The records show that 284 qualified electors resided in said school district 9 on the date of filing the petitions and that 172 of such electors' signatures appeared on such petitions. There is no showing in regard to the place of residence of the petitioners within said district. The petitions merely show on their face, and the findings based thereon are simply, in effect, that the same were signed by "a majority of the qualified electors of said district." That, in our judgment, is insufficient under facts as here presented. Let us look to the statute, for the change of boundaries, the annexation and dissolution of school districts are to be governed only by authority of express statute.
Section 10405, supra, provides:
"Territory outside the limits of any city or town, within an independent district, may be added to or detached from such city or town for school purposes upon petition * * * by a majority of the qualified electors of *256 the territory desiring to be attached to or detached from such city or town. * * *"
The requirement of the statute, as a condition precedent to annexation, is a petition "by a majority of the qualified electors of the territory desiring to be attached to * * * such city or town." Had the whole territory been attached to an adjacent city or town, another situation would be presented, but here the requirement of the statute is not met, for we have no way of knowing whether a majority of the electors of the territory annexed either to Tulsa independent district or to Jenks independent district signed the petition, which we have held was jurisdictional. The majority who signed the petition were of the whole district; the statute recognizes integral parts of the whole and requires a majority of electors of the territory affected by the change. It may be urged that the whole district was in fact affected by the virtual dissolution, but such argument is not in view of the statute, which recognizes a majority rule in the part of the district designated as "territory." The use of "or" is significant as contained in the statute; by its use a restriction is placed upon such a petition; as here presented, "or" is used in a disjunctive sense; such meaning is well defined: "or, conj. a co-ordinating particle that marks an alternative. * * *" (Webster).

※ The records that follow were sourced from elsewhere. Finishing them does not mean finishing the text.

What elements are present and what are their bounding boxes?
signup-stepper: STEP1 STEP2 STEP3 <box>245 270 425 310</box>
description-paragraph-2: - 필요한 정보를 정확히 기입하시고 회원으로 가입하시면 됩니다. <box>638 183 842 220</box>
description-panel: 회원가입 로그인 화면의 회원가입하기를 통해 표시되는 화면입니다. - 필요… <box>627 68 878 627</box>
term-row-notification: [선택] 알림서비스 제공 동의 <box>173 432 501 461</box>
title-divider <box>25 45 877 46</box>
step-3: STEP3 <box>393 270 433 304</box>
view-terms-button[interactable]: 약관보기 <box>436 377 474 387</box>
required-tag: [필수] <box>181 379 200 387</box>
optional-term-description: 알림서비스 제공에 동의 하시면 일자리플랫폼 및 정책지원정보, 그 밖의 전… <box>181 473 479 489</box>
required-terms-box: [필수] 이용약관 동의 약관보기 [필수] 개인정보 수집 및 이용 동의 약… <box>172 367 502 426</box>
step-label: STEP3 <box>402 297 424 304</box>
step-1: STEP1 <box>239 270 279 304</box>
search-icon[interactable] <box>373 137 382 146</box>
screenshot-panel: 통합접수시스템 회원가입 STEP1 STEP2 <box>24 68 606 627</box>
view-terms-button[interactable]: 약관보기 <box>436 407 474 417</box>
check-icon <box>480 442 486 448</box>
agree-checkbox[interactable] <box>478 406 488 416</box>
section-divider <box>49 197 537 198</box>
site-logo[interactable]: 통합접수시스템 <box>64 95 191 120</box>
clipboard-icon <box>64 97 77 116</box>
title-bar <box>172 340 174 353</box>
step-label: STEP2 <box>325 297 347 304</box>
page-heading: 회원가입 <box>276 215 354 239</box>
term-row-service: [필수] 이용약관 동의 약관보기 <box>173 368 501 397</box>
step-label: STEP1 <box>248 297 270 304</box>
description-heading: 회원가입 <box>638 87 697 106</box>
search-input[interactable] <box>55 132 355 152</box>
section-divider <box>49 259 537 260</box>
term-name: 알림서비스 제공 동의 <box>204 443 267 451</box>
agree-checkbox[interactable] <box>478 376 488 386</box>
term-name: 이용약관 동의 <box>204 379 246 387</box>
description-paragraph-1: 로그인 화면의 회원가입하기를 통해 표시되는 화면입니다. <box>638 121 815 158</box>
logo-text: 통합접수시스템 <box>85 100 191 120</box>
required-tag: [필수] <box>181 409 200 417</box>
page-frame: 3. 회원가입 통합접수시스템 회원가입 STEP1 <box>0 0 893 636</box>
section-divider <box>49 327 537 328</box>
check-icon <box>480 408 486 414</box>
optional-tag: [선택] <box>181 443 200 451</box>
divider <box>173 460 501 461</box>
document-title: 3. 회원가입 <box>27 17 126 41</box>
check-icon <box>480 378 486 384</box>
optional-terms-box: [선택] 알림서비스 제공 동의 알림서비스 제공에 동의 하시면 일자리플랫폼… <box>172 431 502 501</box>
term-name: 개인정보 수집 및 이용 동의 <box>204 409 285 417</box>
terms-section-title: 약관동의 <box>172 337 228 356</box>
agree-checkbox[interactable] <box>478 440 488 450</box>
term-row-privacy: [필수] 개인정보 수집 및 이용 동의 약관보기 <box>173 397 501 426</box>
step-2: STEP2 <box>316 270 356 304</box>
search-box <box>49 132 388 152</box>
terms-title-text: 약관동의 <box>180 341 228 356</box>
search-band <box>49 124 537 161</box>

The petition before us is conjunctive in its nature, i. e., it directed some territory to be annexed to Tulsa and other to Jenks. Such use is violative of the word above set out in the statute and it is violative of the majority rule requirement contained in the words as well as the spirit of the statutory provision, supra.
It is not necessary to discuss the other contention presented. The case of Common School Dist. No. 39 v. Wolfe, Co. Supt.,
We, therefore, hold the acts and orders relative to dissolution and annexation of the territory embraced in school district No. 9, as above set out, to be illegal and void.
We are loath to disturb moves on the part of the people who seek to enjoy better educational advantages. We abhor the resulting chaotic condition necessarily to follow a false step in governmental consolidations, yet we see no excuse for failure to follow the plain provisions of the law, and we are determined to decline nullification of law for the sake of harmony.
Writ granted.
MASON, C. J., LESTER, V. C. J., and CLARK, HUNT, HEFNER, CULLISON, and SWINDALL, JJ., concur.